En 2005 / 2006, mon magazine de chevet Rock & Folk a fait sa une, pour la première fois, sur un groupe de gamins parisiens nommés les Naast, et ce après nous avoir saoulés comme pas permis pendant des mois avant.
On a appelé ça les « babys rockers ». Et quand l’album est sorti, la réaction majoritaire fut… « Tout ça pour ça ? ». Depuis, le mouvement s’est essoufflé, sans pour autant s’éteindre forcément, mais personne n’a oublié. Moi le premier. C’est entra autres à cause de cela que, depuis maintenant 5 ans, je suis à peu près aussi disposé à dire du bien d’un groupe français jouant au Gibus qu’un militant de Greenpeace ne l’est à parler positivement du nucléaire.
Que voulez vous, on a vécu les Tchernobyls qu’on peut1.

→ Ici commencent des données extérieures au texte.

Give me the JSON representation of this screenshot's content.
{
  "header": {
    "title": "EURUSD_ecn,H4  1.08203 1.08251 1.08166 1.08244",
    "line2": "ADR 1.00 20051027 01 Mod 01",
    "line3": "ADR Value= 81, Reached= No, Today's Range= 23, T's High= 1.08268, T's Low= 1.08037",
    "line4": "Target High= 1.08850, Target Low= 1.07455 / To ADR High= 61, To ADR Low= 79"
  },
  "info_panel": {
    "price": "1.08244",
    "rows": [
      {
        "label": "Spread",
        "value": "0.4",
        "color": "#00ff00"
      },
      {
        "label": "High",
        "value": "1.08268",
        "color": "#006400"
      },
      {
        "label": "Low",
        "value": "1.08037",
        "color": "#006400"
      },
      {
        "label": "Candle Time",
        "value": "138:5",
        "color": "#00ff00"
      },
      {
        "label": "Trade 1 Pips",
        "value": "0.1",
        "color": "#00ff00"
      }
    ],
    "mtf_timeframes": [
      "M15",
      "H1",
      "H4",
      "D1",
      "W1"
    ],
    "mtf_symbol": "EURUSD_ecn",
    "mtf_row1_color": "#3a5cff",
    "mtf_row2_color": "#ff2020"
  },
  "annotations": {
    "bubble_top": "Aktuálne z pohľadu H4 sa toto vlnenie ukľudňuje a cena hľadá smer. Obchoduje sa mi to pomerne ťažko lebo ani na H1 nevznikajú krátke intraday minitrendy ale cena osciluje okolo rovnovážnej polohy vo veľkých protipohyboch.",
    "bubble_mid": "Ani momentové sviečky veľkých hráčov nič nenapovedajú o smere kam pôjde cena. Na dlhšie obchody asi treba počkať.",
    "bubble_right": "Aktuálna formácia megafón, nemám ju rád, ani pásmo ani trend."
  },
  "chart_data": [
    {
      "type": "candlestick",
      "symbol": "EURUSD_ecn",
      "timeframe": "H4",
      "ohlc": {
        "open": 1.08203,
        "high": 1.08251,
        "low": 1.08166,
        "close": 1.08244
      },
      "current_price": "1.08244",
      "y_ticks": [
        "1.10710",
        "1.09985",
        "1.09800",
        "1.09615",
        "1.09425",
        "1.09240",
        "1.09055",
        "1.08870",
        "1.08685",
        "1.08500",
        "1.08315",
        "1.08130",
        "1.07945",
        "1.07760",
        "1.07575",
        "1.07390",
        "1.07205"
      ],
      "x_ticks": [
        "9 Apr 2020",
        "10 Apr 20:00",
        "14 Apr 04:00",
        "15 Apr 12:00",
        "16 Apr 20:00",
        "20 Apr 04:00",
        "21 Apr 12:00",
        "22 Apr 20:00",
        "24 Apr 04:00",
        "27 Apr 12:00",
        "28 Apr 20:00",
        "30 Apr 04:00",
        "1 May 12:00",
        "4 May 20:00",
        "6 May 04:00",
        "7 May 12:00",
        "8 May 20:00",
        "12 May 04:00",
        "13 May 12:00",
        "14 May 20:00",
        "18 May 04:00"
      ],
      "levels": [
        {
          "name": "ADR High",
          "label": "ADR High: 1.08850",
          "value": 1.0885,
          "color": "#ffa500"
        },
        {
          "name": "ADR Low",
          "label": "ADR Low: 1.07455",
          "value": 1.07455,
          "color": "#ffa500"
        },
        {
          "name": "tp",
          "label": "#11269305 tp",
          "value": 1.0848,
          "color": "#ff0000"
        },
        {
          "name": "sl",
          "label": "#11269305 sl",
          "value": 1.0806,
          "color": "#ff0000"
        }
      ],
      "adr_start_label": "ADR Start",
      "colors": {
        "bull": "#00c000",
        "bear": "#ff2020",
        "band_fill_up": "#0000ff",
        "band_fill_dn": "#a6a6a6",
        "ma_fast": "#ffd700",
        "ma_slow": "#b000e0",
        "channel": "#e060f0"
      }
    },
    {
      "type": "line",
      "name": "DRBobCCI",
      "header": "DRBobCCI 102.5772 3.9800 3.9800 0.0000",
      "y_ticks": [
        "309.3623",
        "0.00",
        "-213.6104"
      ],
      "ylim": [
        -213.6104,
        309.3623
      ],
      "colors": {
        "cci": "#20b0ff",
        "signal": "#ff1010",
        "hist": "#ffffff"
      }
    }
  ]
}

Cela dit. Mon esprit scientifique et mon gout pour l’investigation étant ce qu’ils sont, je m’en suis quand même bouffé pas mal de ces albums de ces groupes : Naast, BB Brunes, Plasticines, Second Sex, Shades… Et, il faut l’avouer, des fois, ce n’était pas forcément dégueu, j’ai eu quelques bonnes surprises au détour d’un album ou d’une chanson. Certains vont dire que j’ai cherché sciemment à me faire du mal, mais vous n’imaginez pas ce que c’est d’être à la fois de mauvaise foi, paranoïaque, et pourvu d’un sens moral. Je me sens obligé de connaitre pour critiquer, de peur que, si j’ai le malheur de pourrir un truc que je ne connais pas vraiment, on me la joue : « Ok, ben dans ce cas, c’est quel morceau que tu aimes le moins ? » et que moi, évidement, comme avant j’ai cherché à faire mon malin, je suis infoutu de sortir ne serait-ce qu’un seul titre, et là, non seul je me sens con mais mon escroquerie est révélée à la face du monde.
D’où cette tendance à appliquer à la lettre le précepte maternel qui veut qu’on goûte avant de dire qu’on n’aime pas.
Cela dit, personne n’est parfait, et malgré tous mes efforts pour tout passer au crible, certains ont réussi à échapper à ma vigilance. Donc j’étais passé à côté du fameux groupe qui me ferait changer d’avis sur la meute quand on m’a parlé des Parisians, à grands renforts de « non mais eux c’est pas pareil, ils chantent en anglais, en plus ils sont plus vieux, franchement c’est juste trop bien genre génial. » Le genre d’argumentation, qui, évidement, est à même de me faire plier direct. Heureusement que je n’aime pas l’idée de laisser le doute s’immiscer : il fallait que je vérifie.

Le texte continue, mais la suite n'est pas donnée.